Color Repository Editor


In the Color Repository you can edit a number of pre-defined colors.
In this dialog, the color repository can be edited, new colors can be defined, and existing ones can be modified.

User Interface

1. Open Help
Opens the help page for this dialog.

2. Repository of colors
List of color names that are refered to by objects in your project that use colors. Click on a name to select the color and view the color settings.

3. Add [Space]...
Adds a new color to the color repository. A name for the color is proposed, but you may change that in any name you like, as long as the name is unique.

4. Re name [F2]...
Changes the name of the selected color. Beware that this affects all the objects in your project that use this color.

5. Remove [Del]...
Removes the selected color from the color repository. Note that this affects all the objects in your project that use this color!

6. Input field for numbers; with up-down buttons
Select a value between 0 and 255 to indicate how transparant the color is. The value 255 means opaque, and the value 0 means fully transparent. Note that not all objects in your project allow a color to be transparent. In those cases, the full color is used, without the transparancy.

7. Input field

8. Input field with strict input format
Displays the color as a typical html or style sheet color. The color code consists of three hexadecimal values, each using two character. The first two are for the Red component, the second two for the Green component and the third two for the Blue component.

9. Change color [Enter]...
Press to open a color selection dialog, in which you can specify the color. If you change the color, then all objects in your project that refer to the color name of this color, will change.

10. OK
Accepts the changes and closes the dialog.

11. Cancel
Rejects the changes made to the color repository, and closes the dialog.

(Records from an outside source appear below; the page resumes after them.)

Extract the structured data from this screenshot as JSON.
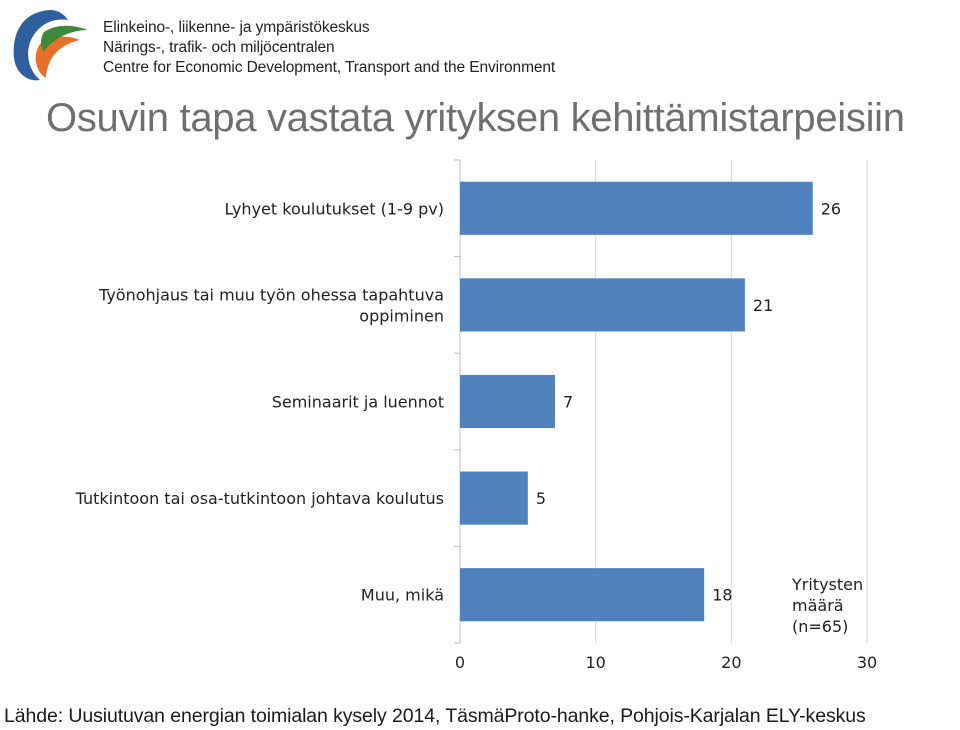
{
  "header": {
    "org_lines": [
      "Elinkeino-, liikenne- ja ympäristökeskus",
      "Närings-, trafik- och miljöcentralen",
      "Centre for Economic Development, Transport and the Environment"
    ],
    "logo_icon": "ely-leaf-logo",
    "colors": {
      "blue": "#2f5f9e",
      "orange": "#e8702a",
      "green": "#3d8b3a"
    }
  },
  "title": "Osuvin tapa vastata yrityksen kehittämistarpeisiin",
  "chart_data": {
    "type": "bar",
    "orientation": "horizontal",
    "categories": [
      [
        "Lyhyet koulutukset (1-9 pv)"
      ],
      [
        "Työnohjaus tai muu työn ohessa tapahtuva",
        "oppiminen"
      ],
      [
        "Seminaarit ja luennot"
      ],
      [
        "Tutkintoon tai osa-tutkintoon johtava koulutus"
      ],
      [
        "Muu, mikä"
      ]
    ],
    "values": [
      26,
      21,
      7,
      5,
      18
    ],
    "value_labels": [
      "26",
      "21",
      "7",
      "5",
      "18"
    ],
    "xlim": [
      0,
      30
    ],
    "xticks": [
      "0",
      "10",
      "20",
      "30"
    ],
    "grid": true,
    "bar_color": "#4f81bd",
    "annotation": [
      "Yritysten",
      "määrä",
      "(n=65)"
    ],
    "annotation_position": "bottom-right"
  },
  "footer": {
    "source": "Lähde: Uusiutuvan energian toimialan kysely 2014, TäsmäProto-hanke, Pohjois-Karjalan ELY-keskus"
  }
}
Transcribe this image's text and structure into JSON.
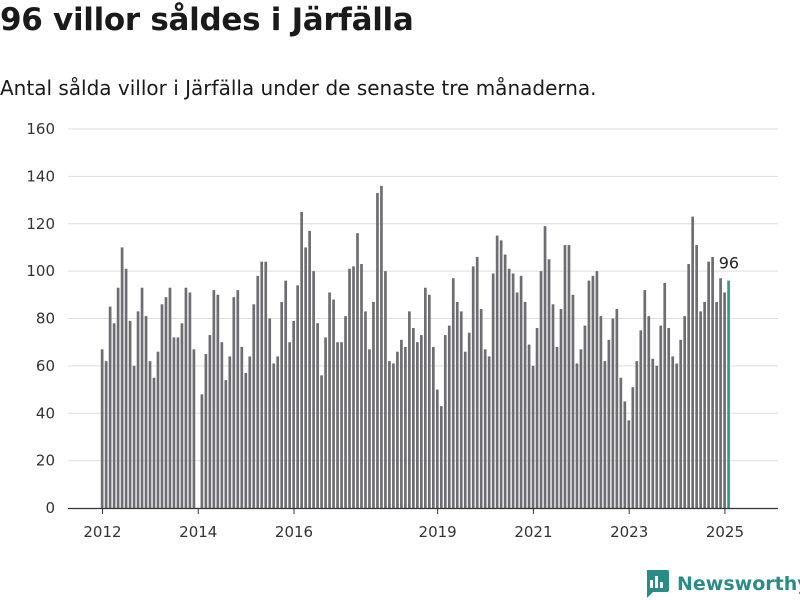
{
  "header": {
    "title": "96 villor såldes i Järfälla",
    "subtitle": "Antal sålda villor i Järfälla under de senaste tre månaderna."
  },
  "colors": {
    "bar": "#6d6d72",
    "highlight": "#2a9d8f",
    "grid": "#dedede",
    "axis": "#333333",
    "brand": "#2a8c86"
  },
  "brand": {
    "name": "Newsworthy",
    "icon": "bar-chart-pin-icon"
  },
  "chart_data": {
    "type": "bar",
    "title": "96 villor såldes i Järfälla",
    "subtitle": "Antal sålda villor i Järfälla under de senaste tre månaderna.",
    "xlabel": "",
    "ylabel": "",
    "ylim": [
      0,
      160
    ],
    "yticks": [
      0,
      20,
      40,
      60,
      80,
      100,
      120,
      140,
      160
    ],
    "grid": true,
    "legend": "none",
    "x_start": "2012-01",
    "x_end": "2025-03",
    "xticks": [
      {
        "label": "2012",
        "month": "2012-01"
      },
      {
        "label": "2014",
        "month": "2014-01"
      },
      {
        "label": "2016",
        "month": "2016-01"
      },
      {
        "label": "2019",
        "month": "2019-01"
      },
      {
        "label": "2021",
        "month": "2021-01"
      },
      {
        "label": "2023",
        "month": "2023-01"
      },
      {
        "label": "2025",
        "month": "2025-01"
      }
    ],
    "series": [
      {
        "values": [
          67,
          62,
          85,
          78,
          93,
          110,
          101,
          79,
          60,
          83,
          93,
          81,
          62,
          55,
          66,
          86,
          89,
          93,
          72,
          72,
          78,
          93,
          91,
          67,
          null,
          48,
          65,
          73,
          92,
          90,
          70,
          54,
          64,
          89,
          92,
          68,
          57,
          64,
          86,
          98,
          104,
          104,
          80,
          61,
          64,
          87,
          96,
          70,
          79,
          94,
          125,
          110,
          117,
          100,
          78,
          56,
          72,
          91,
          88,
          70,
          70,
          81,
          101,
          102,
          116,
          103,
          83,
          67,
          87,
          133,
          136,
          100,
          62,
          61,
          66,
          71,
          68,
          83,
          76,
          70,
          73,
          93,
          90,
          68,
          50,
          43,
          73,
          77,
          97,
          87,
          83,
          66,
          74,
          102,
          106,
          84,
          67,
          64,
          99,
          115,
          113,
          107,
          101,
          99,
          91,
          98,
          87,
          69,
          60,
          76,
          100,
          119,
          105,
          86,
          68,
          84,
          111,
          111,
          90,
          61,
          67,
          77,
          96,
          98,
          100,
          81,
          62,
          71,
          80,
          84,
          55,
          45,
          37,
          51,
          62,
          75,
          92,
          81,
          63,
          60,
          77,
          95,
          76,
          64,
          61,
          71,
          81,
          103,
          123,
          111,
          83,
          87,
          104,
          106,
          87,
          97,
          91,
          96
        ]
      }
    ],
    "highlight_last": true,
    "annotations": [
      {
        "text": "96"
      }
    ]
  }
}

The idea of the Color Repository ("Repositories Overview") is that you store the colors that you use in your project on a central place. The reason for that is that it is more easy to change colors that you have used everywhere in your project afterwards.

Every color will be given a name, either by Polybench or by you. It doesn't matter what name you give to it, as long as the name has a meaning to you for the color, and the name is unique for one color.
Spaces in the name are allowed. For efficiency reasons it is better to choose a name that is not too long.

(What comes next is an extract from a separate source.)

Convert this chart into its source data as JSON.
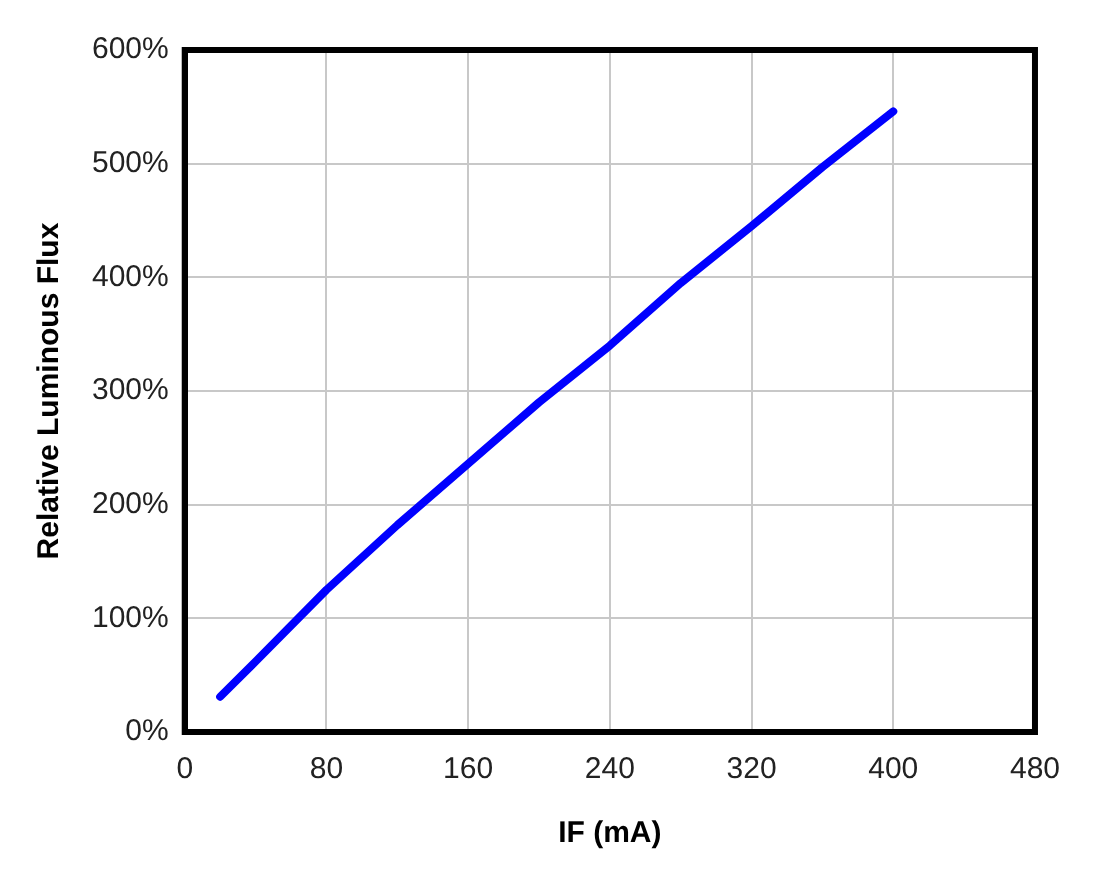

A new project automatically has a number of pre-defined colors. Those are colors that are commonly used by some of the components. A few of those colors cannot be removed, nor renamed. You can of course change the color of those items - just not their names.

Color picker dialog

Click on 'Change color...' or the color display (or press Enter) to open the color picker dialog.

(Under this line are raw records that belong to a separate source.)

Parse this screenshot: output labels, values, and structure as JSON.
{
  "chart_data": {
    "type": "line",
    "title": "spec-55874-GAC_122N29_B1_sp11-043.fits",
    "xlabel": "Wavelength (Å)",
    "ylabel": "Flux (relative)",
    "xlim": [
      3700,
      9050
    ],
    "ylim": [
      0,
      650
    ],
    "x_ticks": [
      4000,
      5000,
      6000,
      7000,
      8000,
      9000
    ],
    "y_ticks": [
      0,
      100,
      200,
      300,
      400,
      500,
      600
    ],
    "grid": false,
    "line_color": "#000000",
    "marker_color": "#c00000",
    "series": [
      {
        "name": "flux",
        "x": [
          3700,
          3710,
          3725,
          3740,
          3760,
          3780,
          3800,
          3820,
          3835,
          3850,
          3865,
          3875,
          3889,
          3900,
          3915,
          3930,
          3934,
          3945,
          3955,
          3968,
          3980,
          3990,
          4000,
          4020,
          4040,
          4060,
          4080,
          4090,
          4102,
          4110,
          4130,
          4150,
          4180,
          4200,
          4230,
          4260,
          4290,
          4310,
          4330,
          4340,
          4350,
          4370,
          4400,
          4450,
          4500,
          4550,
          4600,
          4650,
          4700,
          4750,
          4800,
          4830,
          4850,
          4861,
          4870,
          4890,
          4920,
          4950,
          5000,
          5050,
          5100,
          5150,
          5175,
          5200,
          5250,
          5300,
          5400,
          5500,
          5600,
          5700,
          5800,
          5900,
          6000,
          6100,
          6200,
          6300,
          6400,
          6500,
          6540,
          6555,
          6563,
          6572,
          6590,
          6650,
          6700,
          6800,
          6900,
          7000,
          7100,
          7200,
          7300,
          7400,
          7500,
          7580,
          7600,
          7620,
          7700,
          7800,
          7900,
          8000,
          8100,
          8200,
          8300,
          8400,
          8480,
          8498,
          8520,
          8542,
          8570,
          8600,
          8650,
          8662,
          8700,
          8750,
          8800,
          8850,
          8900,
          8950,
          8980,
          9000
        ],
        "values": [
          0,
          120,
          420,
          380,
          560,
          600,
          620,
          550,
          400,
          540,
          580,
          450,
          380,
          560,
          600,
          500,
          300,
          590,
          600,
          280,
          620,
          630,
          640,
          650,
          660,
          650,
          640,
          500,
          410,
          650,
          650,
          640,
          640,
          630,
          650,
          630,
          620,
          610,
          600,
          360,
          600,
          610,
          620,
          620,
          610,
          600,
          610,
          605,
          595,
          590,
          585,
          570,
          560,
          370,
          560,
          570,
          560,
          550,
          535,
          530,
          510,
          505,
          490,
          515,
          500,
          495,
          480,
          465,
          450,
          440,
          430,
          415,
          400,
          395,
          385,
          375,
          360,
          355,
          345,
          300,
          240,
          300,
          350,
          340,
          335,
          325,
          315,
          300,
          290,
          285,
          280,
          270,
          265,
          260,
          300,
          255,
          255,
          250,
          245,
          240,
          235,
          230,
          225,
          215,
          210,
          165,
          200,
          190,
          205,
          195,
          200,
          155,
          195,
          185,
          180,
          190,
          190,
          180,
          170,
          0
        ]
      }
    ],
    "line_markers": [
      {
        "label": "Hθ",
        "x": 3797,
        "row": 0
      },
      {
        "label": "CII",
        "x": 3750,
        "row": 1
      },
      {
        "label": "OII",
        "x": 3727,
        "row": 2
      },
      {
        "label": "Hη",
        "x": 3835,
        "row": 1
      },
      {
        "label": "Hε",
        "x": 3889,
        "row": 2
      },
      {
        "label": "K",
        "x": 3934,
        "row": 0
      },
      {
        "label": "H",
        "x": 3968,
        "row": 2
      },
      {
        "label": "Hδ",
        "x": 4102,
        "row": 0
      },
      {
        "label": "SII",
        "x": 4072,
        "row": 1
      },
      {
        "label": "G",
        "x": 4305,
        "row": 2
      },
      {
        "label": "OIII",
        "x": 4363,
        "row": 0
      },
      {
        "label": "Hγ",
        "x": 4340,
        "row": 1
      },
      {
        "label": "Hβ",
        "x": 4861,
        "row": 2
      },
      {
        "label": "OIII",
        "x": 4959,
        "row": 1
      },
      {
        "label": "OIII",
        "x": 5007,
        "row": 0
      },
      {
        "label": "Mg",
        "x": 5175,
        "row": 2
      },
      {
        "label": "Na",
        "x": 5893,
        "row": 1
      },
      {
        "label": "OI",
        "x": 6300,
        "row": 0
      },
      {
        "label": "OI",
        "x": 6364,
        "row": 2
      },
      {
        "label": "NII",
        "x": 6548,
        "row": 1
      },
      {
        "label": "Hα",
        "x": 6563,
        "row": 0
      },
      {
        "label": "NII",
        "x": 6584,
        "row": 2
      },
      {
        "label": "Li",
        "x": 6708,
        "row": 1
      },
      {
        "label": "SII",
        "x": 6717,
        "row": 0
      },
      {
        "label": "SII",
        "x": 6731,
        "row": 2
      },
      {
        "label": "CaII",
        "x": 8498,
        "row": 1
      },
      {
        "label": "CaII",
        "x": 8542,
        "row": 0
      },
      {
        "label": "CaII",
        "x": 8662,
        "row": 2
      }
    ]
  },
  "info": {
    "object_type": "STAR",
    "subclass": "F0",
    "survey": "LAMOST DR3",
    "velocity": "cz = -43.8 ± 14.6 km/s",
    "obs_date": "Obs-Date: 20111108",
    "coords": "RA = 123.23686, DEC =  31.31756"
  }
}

The color picker dialog shows a matrix of colors, as well as a color slider. Below the matrix 16 custom colors may be visible, like in the figure below:

The first four colors are always Background (1), Foreground (2), Grid (3) and Warning (4). The other 12 colors are the colors that were last added to the repository (or white if there are not so many colors). You can use this to copy a known color and then change it a little for your new color.

The main dialog offers to set the transparancy value (a value between 0 and 255 - the smaller the value, the more transparant) of the color separately. Also, it is possible to write the color in a HTML style sheet format, which is a hexadecimal code like #00ff4b.


It is strongly recommended to use the color names Background for the most general background color in your application, and Foreground for the most common foreground color. If you put a new user interface component in your application, then it will have your back and foreground automatically, since all user interface objects use the color names Background and Foreground by default.

Note that you can achieve interesting effects when using partly transparent colors (for example in buttons). However, not all objects that can be used in a project accept transparancy. Also, transparancy may not always have the effect you would expect it to have, because transparancy in reality is not really transparancy. For some components being transparant would cost so much graphics processing power, that transparancy cannot be used.